In the case of the end-to-end inference with hifi gan the generation code would look like

def inference(a):
    generator = Generator(h).to(device)

    state_dict_g = load_checkpoint(a.checkpoint_file, device)
    generator.load_state_dict(state_dict_g['generator'])
    generator.eval()
    generator.remove_weight_norm()
    with torch.no_grad():
        x = torch.FloatTensor( mel_torch ).to(device)
        y_g_hat = generator(x)
        audio = y_g_hat.squeeze()
        audio = audio * MAX_WAV_VALUE
        audio = audio.cpu().numpy().astype('int16')
       write(os.path.join(GENERATED_SPEECH_DIR, prefix + '.wav'), hp.sampling_rate, audio)

where mel_torch is our mel spectrogram.

ming024 commented 3 years ago

Thanks for your suggestion. It is supported now and indeed the audio quality is much better!

loretoparisi commented 3 years ago

@ming024 super, let me try it out How I can choose it for the english voice? thanks

chrr commented 3 years ago

Hi, thanks for your efforts in putting this amazing repo together! With your latest changes, I get

FileNotFoundError: [Errno 2] No such file or directory: 'hifigan/config.json'

when running synthesize.py. Would you mind adding the hifigan config as well?

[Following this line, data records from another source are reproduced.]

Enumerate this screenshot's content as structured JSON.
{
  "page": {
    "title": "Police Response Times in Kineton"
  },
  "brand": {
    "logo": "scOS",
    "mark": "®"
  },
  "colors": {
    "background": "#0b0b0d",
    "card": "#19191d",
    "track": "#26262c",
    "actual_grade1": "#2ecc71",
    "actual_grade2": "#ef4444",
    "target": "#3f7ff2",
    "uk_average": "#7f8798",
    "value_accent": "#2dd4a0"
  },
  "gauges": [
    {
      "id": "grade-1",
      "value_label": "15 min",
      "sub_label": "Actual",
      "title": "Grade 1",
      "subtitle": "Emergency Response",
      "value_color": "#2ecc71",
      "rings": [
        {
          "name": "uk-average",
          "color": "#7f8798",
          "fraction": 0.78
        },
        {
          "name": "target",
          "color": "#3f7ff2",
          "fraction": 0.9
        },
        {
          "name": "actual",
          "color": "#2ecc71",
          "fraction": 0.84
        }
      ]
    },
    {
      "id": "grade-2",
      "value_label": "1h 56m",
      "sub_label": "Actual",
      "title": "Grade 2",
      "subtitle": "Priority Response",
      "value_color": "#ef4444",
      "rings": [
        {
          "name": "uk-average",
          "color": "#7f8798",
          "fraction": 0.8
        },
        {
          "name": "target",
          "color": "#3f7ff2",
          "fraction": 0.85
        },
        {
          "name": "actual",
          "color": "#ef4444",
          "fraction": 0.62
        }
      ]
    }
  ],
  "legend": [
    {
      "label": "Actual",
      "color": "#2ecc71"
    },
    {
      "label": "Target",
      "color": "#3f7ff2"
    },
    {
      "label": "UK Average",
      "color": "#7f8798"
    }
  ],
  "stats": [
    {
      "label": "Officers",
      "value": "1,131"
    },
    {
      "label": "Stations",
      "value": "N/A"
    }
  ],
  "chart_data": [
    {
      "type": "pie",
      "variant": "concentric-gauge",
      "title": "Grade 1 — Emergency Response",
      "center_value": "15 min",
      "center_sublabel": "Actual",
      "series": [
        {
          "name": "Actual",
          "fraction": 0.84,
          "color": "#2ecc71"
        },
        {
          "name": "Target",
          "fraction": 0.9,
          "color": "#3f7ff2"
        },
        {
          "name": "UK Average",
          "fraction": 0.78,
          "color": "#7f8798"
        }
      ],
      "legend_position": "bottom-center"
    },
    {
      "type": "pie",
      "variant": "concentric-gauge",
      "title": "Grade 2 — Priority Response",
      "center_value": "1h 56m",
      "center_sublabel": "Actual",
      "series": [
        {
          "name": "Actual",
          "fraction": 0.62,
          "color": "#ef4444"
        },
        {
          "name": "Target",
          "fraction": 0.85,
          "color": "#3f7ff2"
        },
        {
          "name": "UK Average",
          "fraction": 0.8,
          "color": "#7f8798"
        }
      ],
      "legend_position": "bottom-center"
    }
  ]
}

ming024 commented 3 years ago

@loretoparisi In my experience vocoders are generally independent or weakly-dependent to languages. So feel free to try it. @chrr I somehow forgot to upload the hifigan/ directory. It should be fixed now.

zaidalyafeai commented 3 years ago

Hey @ming024 , I am working on Arabic which has a different script than English, will that affect the results ? Also, should I use the universal hifigan model?

ming024 commented 3 years ago

@zaidalyafeai I believe the universal HiFiGAN yields the best result for unknown speakers. I also think that there may not be a great performance drop of the pretrained vocoders for different languages, as long as the same preprocessing hyperparameters are used.

zaidalyafeai commented 3 years ago

Thanks @ming024 , I tested both vocoders and indeed the universal is much better. Which preprocessing hyperparameters mostly affect the vocoders?

ming024 commented 3 years ago

@zaidalyafeai the preprocessing parameters should match that of the pretrained vocoders, or there may be strange results.

malradhi commented 2 years ago

@zaidalyafeai @ming024 Did you use the pre-trained one that already exists for the Universal vocoder? Or did you train it from scratch when you used it, for example, with Arabic data? I am trying now to add a pretrained VITS vocoder to the Fastspeech (using the same preprocessing hyperparameters). However, I only get the noisy voice generated. Thanks for your answer in advance!

JohnHerry commented 1 year ago

@zaidalyafeai @ming024 Did you use the pre-trained one that already exists for the Universal vocoder? Or did you train it from scratch when you used it, for example, with Arabic data? I am trying now to add a pretrained VITS vocoder to the Fastspeech (using the same preprocessing hyperparameters). However, I only get the noisy voice generated. Thanks for your answer in advance!

No, you can not do that. The standard hifigan vocoder, is trained from mel spectrogram into wavform. so it can be used as vocoder to FastSpeech2. Your VITS decoder part 【have nearly the same structure with hifigan】 is trained to generate wavform from the VITS lattent variable "z", not mel-spectrogram. so they are COMPLETElY DIFFERENT.